Guarantor Home Loans
Increasingly popular options for many home buyers, guarantor home loans are being used in greater numbers to purchase a property. These loans are actually no different to any other home loan, the main difference is the security offered to guarantee the deposit.
Many lenders allow people to provide assistance known as a guarantor. Typically these people are direct family members eg a parent. They are not a co-applicant for the loan so they are not listed in the lending documents and are not responsible for the entire loan. A guarantor is only responsible for the payment of the loan they have guaranteed to support.
Guarantor home loans are usually only used when the applicant has a limited deposit, typically less than 20% of the purchase price (the deposit amount). Guarantees such as these are used to avoid costly Lender’s Mortgage Insurance (LMI) that would otherwise be charged by the lender to protect their interests in the loan.

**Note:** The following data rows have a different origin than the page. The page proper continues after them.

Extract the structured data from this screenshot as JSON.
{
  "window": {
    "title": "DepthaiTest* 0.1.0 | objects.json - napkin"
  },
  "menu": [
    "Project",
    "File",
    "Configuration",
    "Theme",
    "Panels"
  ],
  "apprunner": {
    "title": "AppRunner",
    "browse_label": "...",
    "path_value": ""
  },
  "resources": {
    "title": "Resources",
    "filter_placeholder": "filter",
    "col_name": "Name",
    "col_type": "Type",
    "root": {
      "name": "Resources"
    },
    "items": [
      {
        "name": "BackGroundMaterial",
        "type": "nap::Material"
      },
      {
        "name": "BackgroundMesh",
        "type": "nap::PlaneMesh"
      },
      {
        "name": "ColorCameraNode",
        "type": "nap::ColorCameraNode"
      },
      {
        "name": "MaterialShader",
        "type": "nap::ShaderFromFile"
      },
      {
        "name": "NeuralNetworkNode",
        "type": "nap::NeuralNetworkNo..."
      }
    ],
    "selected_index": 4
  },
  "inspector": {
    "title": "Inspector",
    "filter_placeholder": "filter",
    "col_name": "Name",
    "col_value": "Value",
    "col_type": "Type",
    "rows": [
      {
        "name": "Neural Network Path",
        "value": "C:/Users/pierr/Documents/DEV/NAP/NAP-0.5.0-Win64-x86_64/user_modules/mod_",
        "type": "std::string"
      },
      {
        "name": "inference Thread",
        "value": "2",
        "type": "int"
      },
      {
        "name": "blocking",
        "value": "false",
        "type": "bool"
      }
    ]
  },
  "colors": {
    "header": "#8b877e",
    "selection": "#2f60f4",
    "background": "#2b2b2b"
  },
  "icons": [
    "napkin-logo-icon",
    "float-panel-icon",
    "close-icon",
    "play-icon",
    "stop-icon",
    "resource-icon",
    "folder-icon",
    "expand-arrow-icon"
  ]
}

How does a Guarantor Home Loan work?
You make the usual application for finance. You must be able to afford to service (pay off) the loan in your own right, a guarantor is not a co-applicant for the loan. The financial products offered will be the same as making a standard finance application. The main difference is the security offered. You will offer two securities for the property. The main security will be the home you are purchasing. The second or guarantor security will be another one offered to secure the deposit for the loan.
As these loans are seen as slightly more risky for lenders it is very helpful if your credit history is very good. If you have any missed payments or outstanding bills pay them off before applying. Any marks on your credit file will work against you.
The lender will take a mortgage out over the guarantor’s property. This mortgage will continue to be in place until the guarantee expires. It is important to note that the second mortgage does not support the loan – you must be able to support the loan yourself for your own income sources.